I think it is high time that we all pause for a bit to rest in the Lord. To rest in His arms that hold us all up daily. That rest will seep into every aspect of our lives, teaching us and reminding us that life is not all that difficult. There are two rules, as my Uncle Sean would say; to love the Lord and love each other. Everything else just falls into place. For that, I will be grateful. I love the Lord, and I try my hardest to love every person.

The holidays always seem to make folks either super grouchy or super excited and full of all of the goodness of life. I am the latter. The holidays brings so many people together, but it also emphasis those who would rather be apart. That’s hard. But the Lord will mend the brokenness. He will provide all that we need to get through this life on earth. The holidays are a time to be thankful, to lift each other up, to laugh and smile and breathe in the cool air. Have I mentioned it was FORTY degrees this morning?!?! Praise the good Lord for not hot weather!

My heart aches for us all, to be content and joyful in this life. To be thankful for every season of life. To be thankful through the hard times, the good times, and the in-between times. To be thankful in the middle of somewhere.

Till next time!

First Blog Post Ever

Ya’ll,

This blog has been a thought of mine for quite some time now. A dear friend of mine, who’s my God-sent sister, inspires me daily. We pray over each other daily; we walk this life together, even though we are now oceans apart. Our thoughts, aches, and worries over the world’s heaviness inspired me to write this blog.

Life is hard. Especially in this day. Relationships are hard; this society doesn’t think too kindly of strong, God-centered relationships. Even if God isn’t in your life, relationships of all sorts are still hard with all of the craziness bombarding everyone, always. This blog, I hope, will help you see and to know that relationships don’t need to be as complicated as we make them. There’s adventure, and a freedom in a relationship that is intentional, fought for, and prayed over.

Moving to the Caribbean; leaving home, friends, family, and our familiar surroundings of stability was probably the MOST difficult thing I have ever done in my whole life. But I really would not trade the decision to jump into a new life for all of the coffee in the world. I’ve learned so much about marriage, friendships, courage, and contentment in a life of chaos, loneliness, darkness, and wonder. Will and I are so thankful for each other, and for each person the Lord has put in our paths. HOWEVER, if my dog brings in one more tick from the glorious island surroundings, I may run to the airport.

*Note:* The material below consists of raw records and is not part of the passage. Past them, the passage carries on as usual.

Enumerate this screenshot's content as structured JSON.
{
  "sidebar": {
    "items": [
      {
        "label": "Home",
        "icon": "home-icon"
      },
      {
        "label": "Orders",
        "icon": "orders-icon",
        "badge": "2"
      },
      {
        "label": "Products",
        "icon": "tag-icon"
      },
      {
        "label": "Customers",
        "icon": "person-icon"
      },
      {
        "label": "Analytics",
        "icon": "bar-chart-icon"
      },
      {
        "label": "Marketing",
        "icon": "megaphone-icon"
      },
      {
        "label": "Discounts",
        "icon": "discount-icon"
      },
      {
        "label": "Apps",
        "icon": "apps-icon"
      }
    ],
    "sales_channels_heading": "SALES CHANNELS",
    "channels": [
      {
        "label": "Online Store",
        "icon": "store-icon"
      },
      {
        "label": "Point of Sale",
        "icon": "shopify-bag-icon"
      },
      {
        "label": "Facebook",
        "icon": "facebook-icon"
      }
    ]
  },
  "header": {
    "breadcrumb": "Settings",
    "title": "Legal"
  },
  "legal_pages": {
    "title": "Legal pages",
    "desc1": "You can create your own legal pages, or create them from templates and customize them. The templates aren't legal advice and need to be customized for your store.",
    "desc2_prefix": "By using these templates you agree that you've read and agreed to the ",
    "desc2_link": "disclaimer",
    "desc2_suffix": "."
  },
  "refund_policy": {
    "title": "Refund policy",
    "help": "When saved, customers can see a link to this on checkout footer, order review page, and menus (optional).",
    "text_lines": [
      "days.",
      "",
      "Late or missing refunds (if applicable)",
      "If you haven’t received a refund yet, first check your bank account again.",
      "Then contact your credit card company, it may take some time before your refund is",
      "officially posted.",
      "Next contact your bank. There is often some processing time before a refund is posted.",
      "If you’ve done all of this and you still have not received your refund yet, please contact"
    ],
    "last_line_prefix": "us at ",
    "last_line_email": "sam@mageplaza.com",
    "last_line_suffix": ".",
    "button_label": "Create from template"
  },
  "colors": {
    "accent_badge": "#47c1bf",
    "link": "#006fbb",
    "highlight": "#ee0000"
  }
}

Ya’ll. Let me just tell you. I am not going to force my faith in God down your throats, but He is my Rock, my Guide, and my Source of Everything. He is intertwined in every thought, decision, and action. So, my love for Him, and His for us, will be intertwined in most posts, if not all.

I also really have no idea what I am doing. Blogging is a whole new world for me, for sure. I’ve researched a LOT, and I still wonder if this was too much of a crazy undertaking for this Southern girl who loves simplicity! So, we’ll walk this journey of learning to blog, of remembering God’s promises for relationships and life, and of learning that a life filled with adventure and love and goodness isn’t all that difficult to obtain… all we must do is jump and have confidence that we’ll land on our feet!